しばらくして、ホレイシアは視線をうつむかせた。もう一度溜息をついてから、リチャードのほうを向く。
「副長」
「はい」
ホレイシアは彼が頷いて応じると、かすかに震える声で尋ねた。
「私の指揮は、果たして妥当なものだったのかしら?」
「それは……」
リチャードはそう言いかけると、上官の顔をまじまじと見つめた。未練と後悔に満たされたホレイシアの表情は今にも泣きそうである。固く閉ざされた口元は、何かをこらえるかのように両端が歪んでいた。書類上とはいえ、勝利の代償をまざまざと見せつけられたのだから無理もなかった。
「副長?」
どう答えるか逡巡している部下に、ホレイシアは重ねて尋ねる。リチャードは少し間を置くと、ゆっくりと口を開き始めた。
「確かに、細かい部分でいくつか問題はあったと思います」彼はそこまで言うと、いったん言葉を切った。「ですが、戦隊は優勢とはいえない状況下で敢闘し、雷撃を成功させたうえに帝国軍艦隊を撃退することも出来ました。少なくとも友軍到着までの間、敵を足止めしたことは大きく評価されるべきでしょう」
熱弁をふるう副長の声に、ホレイシアは葉巻を手にしたままじっと耳を傾けていた。
「よって自分といたしましては、艦長の判断に間違いはなかったと考える次第です。賞賛を受けこそすれ、批判を浴びるいわれは全くございません」
語るべきことを語り終えたリチャードは、コホンと咳払いして上官の顔を見据えた。
ホレイシアは彼と目を合わせず、うつむいて手元の葉巻をじっと見つめていた。しばらくそのままでいた後、おもむろにそれを咥えて深々と息を吸う。大量の煙を吐き出すと、困惑した表情で彼女はリチャードのほうを向いた。
彼女は小さく呟いた。「……本当に、あれで良かったのかしら?」
「はい」
「そうハッキリ言われると、ちょっと恥ずかしくなるわね」ホレイシアは苦笑する。「でも、ありがとう」
彼女はそういうと、葉巻を灰皿に押し付けて火を消した。灰皿とシガレットケースをリチャードに渡し、戸棚へ戻すよう頼む。リチャードは艦長の要望に応えるべく席を立った。
背中を向けた彼に、ホレイシアは言った。
「貴方には、いろいろと教えられてばかりね。私にとっては先生みたいなものだわ」
「元とはいえ、本職の方にそういわれるのは嬉しいですね」
戸棚の扉を開けながら、リチャードは答えた。
「ですが、自分はまだまだ未熟者ですよ」
リチャードはそう呟いて扉を閉めると、椅子のほうに戻って腰かけて話を続けた。
「それに、役職はあくまで〈リヴィングストン〉の副長でしかありません。自分の事は、部下として扱っていただければ結構です」
ホレイシアは副長の言葉を聞くと、照れくさそうに頷きながら言った。
「分かったわ、副長。……いえ、リチャード」
「やっと、名前で呼んでくれましたね」リチャードはニコリと笑った。「これでようやく戦隊の一員、仲間として認めてもらえたような気がしますよ」
「別に、除け者にしていたつもりじゃないわよ」
ホレイシアはばつの悪そうな顔をしたが、すぐに頬を緩ませた。リチャードもそれにつられ、医務室に二人の笑い声がこだまする。しばらくして声がやむと、ホレイシアは部下のほうを見て質問した。

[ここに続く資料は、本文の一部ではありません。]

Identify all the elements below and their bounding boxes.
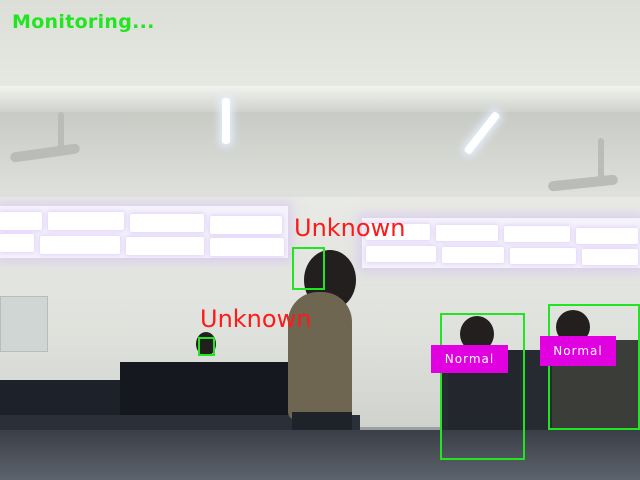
behavior-detection-box: [548, 304, 640, 430]
window-pane: [576, 228, 638, 244]
monitoring-status: Monitoring...: [12, 11, 155, 33]
window-pane: [442, 247, 504, 263]
camera-feed: Monitoring... Unknown Unknown Normal Nor…: [0, 0, 640, 480]
behavior-detection-box: [440, 313, 525, 460]
window-pane: [130, 214, 204, 232]
window-pane: [210, 238, 284, 256]
face-detection-label: Unknown: [294, 214, 406, 242]
ceiling-panel: [0, 112, 640, 197]
window-pane: [366, 246, 436, 262]
floor: [0, 430, 640, 480]
window-pane: [210, 216, 282, 234]
face-detection-box: [292, 247, 325, 290]
window-pane: [48, 212, 124, 230]
ceiling-fan: [598, 138, 604, 180]
window-pane: [582, 249, 638, 265]
window-pane: [40, 236, 120, 254]
face-detection-box: [198, 337, 215, 356]
ceiling-beam: [0, 86, 640, 112]
window-pane: [0, 234, 34, 252]
tube-light: [222, 98, 230, 144]
window-pane: [0, 212, 42, 230]
behavior-detection-tag: Normal: [540, 336, 616, 366]
window-pane: [504, 226, 570, 242]
window-pane: [510, 248, 576, 264]
window-pane: [126, 237, 204, 255]
window-pane: [436, 225, 498, 241]
notice-board: [0, 296, 48, 352]
ceiling-fan: [58, 112, 64, 152]
face-detection-label: Unknown: [200, 305, 312, 333]
behavior-detection-tag: Normal: [431, 345, 508, 373]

「さて。船団との合流するのは、何時ごろだったかしら?」
「日付をまたいで、おおよそ〇〇三〇時の予定です」
リチャードが答えると、ホレイシアは彼に命じた。
「じゃあ、三〇分前になったら読んでちょうだい。大事な瞬間に、指揮官が寝たきりでいる訳にはいかないわ」
「了解しました。無理はなされないようにお願いします」
リチャードはそう答えると、自分は艦橋にいますと言って立ち上がった。ホレイシアが飲み物と、何か本を用意するように言ったため、備え付けの艦内電話で手配する。それが終わると彼は横になった上官に敬礼し、カーテンを閉めて部屋から退出していった。